Okay, na dann passts schon. Die langen Kettenblattschrauben gibts ja glaub ich von e.13 ohnehin - und sind nicht sogar aus Stahl?!
Danke!


----------



## mc schrecka (29. Juli 2008)

Hat noch einer vielleicht ne Ahnung wo ich die 135er Steckachse herbekomm? Link? Für nen M3. Hab den Laden in USA schon angeschaut, doch ist mir ein wenig zu teuer mit Versand. Weiss wer einen der seinen Sitz vielleicht in Europa hat?


----------



## Christiaan (29. Juli 2008)

Hol es bei www.balleracing.com, Hadley achse, leicht, und gut, und mit Versand nach Europa nur EUR 29,-


----------



## P3 Killa (15. November 2008)

Hey, wollt mal fragen ob euer Hinterbau beim SlopeStyle auch so extrem weich ist? Ich hab mit abstand noch nie ein Bike gesehen das so extrem flext! Hab schon Angst das da evtl was kaputt is....


----------



## haha (15. November 2008)

ist beim socom genau das gleiche, eine hand am hinterrad, eine am oberrohr, dann hin und her wackeln und das hinterrad bewegt sich seitlich ein paar mm. ist normal und wird von intense als gewollt angegeben, ich hab auch schon lager getauscht usw., weil ich dachte irgendetwas sei defekt, besserung hats aber keine gebracht. das ss ist allerdings minimal steifer als das socom, liegt wohl an den kompakteren links.


----------



## MTB-News.de




----------



## P3 Killa (15. November 2008)

also mm fänd ich ok aber bei mir handelt es sich eher um cm!!! hab schon alles angezogen und auch schon neue lager rein und das hat nur minimalen erfolg gebracht...


----------



## numinisflo (15. November 2008)

haha schrieb:


> ist beim socom genau das gleiche, eine hand am hinterrad, eine am oberrohr, dann hin und her wackeln und das hinterrad bewegt sich seitlich ein paar mm. ist normal und wird von intense als gewollt angegeben, ich hab auch schon lager getauscht usw., weil ich dachte irgendetwas sei defekt, besserung hats aber keine gebracht. das ss ist allerdings minimal steifer als das socom, liegt wohl an den kompakteren links.

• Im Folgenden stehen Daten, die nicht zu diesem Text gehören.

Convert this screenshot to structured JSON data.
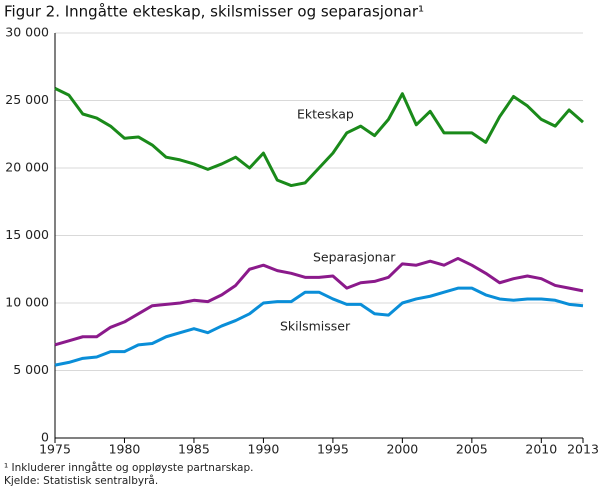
{
  "chart_data": {
    "type": "line",
    "title": "Figur 2. Inngåtte ekteskap, skilsmisser og separasjonar¹",
    "notes": [
      "¹ Inkluderer inngåtte og oppløyste partnarskap.",
      "Kjelde: Statistisk sentralbyrå."
    ],
    "x": [
      1975,
      1976,
      1977,
      1978,
      1979,
      1980,
      1981,
      1982,
      1983,
      1984,
      1985,
      1986,
      1987,
      1988,
      1989,
      1990,
      1991,
      1992,
      1993,
      1994,
      1995,
      1996,
      1997,
      1998,
      1999,
      2000,
      2001,
      2002,
      2003,
      2004,
      2005,
      2006,
      2007,
      2008,
      2009,
      2010,
      2011,
      2012,
      2013
    ],
    "series": [
      {
        "name": "Ekteskap",
        "color": "#1a8a1a",
        "values": [
          25900,
          25400,
          24000,
          23700,
          23100,
          22200,
          22300,
          21700,
          20800,
          20600,
          20300,
          19900,
          20300,
          20800,
          20000,
          21100,
          19100,
          18700,
          18900,
          20000,
          21100,
          22600,
          23100,
          22400,
          23600,
          25500,
          23200,
          24200,
          22600,
          22600,
          22600,
          21900,
          23800,
          25300,
          24600,
          23600,
          23100,
          24300,
          23400
        ]
      },
      {
        "name": "Separasjonar",
        "color": "#8b1a8b",
        "values": [
          6900,
          7200,
          7500,
          7500,
          8200,
          8600,
          9200,
          9800,
          9900,
          10000,
          10200,
          10100,
          10600,
          11300,
          12500,
          12800,
          12400,
          12200,
          11900,
          11900,
          12000,
          11100,
          11500,
          11600,
          11900,
          12900,
          12800,
          13100,
          12800,
          13300,
          12800,
          12200,
          11500,
          11800,
          12000,
          11800,
          11300,
          11100,
          10900
        ]
      },
      {
        "name": "Skilsmisser",
        "color": "#0a8ed8",
        "values": [
          5400,
          5600,
          5900,
          6000,
          6400,
          6400,
          6900,
          7000,
          7500,
          7800,
          8100,
          7800,
          8300,
          8700,
          9200,
          10000,
          10100,
          10100,
          10800,
          10800,
          10300,
          9900,
          9900,
          9200,
          9100,
          10000,
          10300,
          10500,
          10800,
          11100,
          11100,
          10600,
          10300,
          10200,
          10300,
          10300,
          10200,
          9900,
          9800
        ]
      }
    ],
    "xlim": [
      1975,
      2013
    ],
    "xticks": [
      1975,
      1980,
      1985,
      1990,
      1995,
      2000,
      2005,
      2010,
      2013
    ],
    "ylim": [
      0,
      30000
    ],
    "yticks": [
      0,
      {
        "value": 5000,
        "label": "5 000"
      },
      {
        "value": 10000,
        "label": "10 000"
      },
      {
        "value": 15000,
        "label": "15 000"
      },
      {
        "value": 20000,
        "label": "20 000"
      },
      {
        "value": 25000,
        "label": "25 000"
      },
      {
        "value": 30000,
        "label": "30 000"
      }
    ],
    "grid": true
  }
}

Ich kann das nur bestätigen. Als ich das erste Mal mit dem Socom gefahren bin musste ich permanent schauen, wackeln, rätseln. Bin fast verrückt geworden, aber das gehört wohl dazu.


----------



## haha (15. November 2008)

na gut, mehrere cm sind schon extrem, habs gerade gemessen, ich kann meinen hinterbau mit aller kraft die ich habe um einen knappen cm hin und her bewegen. es kann aber auch sein, dass dein laufrad nicht sonderlich gut eingespeicht ist und sich eben auch bewegt. wenn deine lager in ordnung sind und auch alle schrauben angezogen sind, die nötigen spacer bzw. unterlegscheiben mit verbaut sind, und zudem auch noch die ausfallenden richtig festgeschraubt sind, kannst du davon ausgehen, dass das normal ist. ich hab mich auch furchtbar darüber aufgeregt, bis ich nach zahlreichen nachfragen zu dem schluss gekommen bin, dass das normal sein muss. beim fahren merke ich allerdings keine nachteile. für mich ist das auf jeden fall verbesserungswürdig, darum wunderts mich, warum beim neuen uzzi am hinterbau auch alles beim alten geblieben ist..


----------



## iRider (15. November 2008)

Habe auch am Anfang damit ein Problem gehabt. Allerdings fühle und sehe ich es beim Fahren nicht (bin aber auch ein Leichtgewicht).
Der Flex ist nicht in den Lagern oder den Gelenken sondern in den Sitzstreben. Witzigerweise variiert das von Modell zu Modell bei Intense. Das 6.6 ist am schlimmsten (da konnte selbst ich es beim Fahren fühlen), Uzzi und Socom (selber Hinterbau) haben es aber bis auf schwere Fahrer fühlt man es im Fahrbetrieb nicht und das 5.5 ist erstaunlich steif dafür dass der Hinterbau leichter ist als beim Uzzi/Socom. Selbst mit Ti-Schnellspanner steifer als Uzzi mit Stahl-Schnellspanner. M3 hat es fast nicht da der Hinterbau dieses Verstärkungs-CNC-Teil zwischen den Sitzstreben hat. Das geht bei den Rahmen mit durchgezogenen Sitzrohren allerdings nicht da es anschlagen würde.
Abhilfe bei Socom/Uzzi ist eine Steckachse oder, falls man ein XC-Laufradsatz fahren will, diese Spannachsen die man durch normale Naben steckt aber mit einem Inbus festzieht.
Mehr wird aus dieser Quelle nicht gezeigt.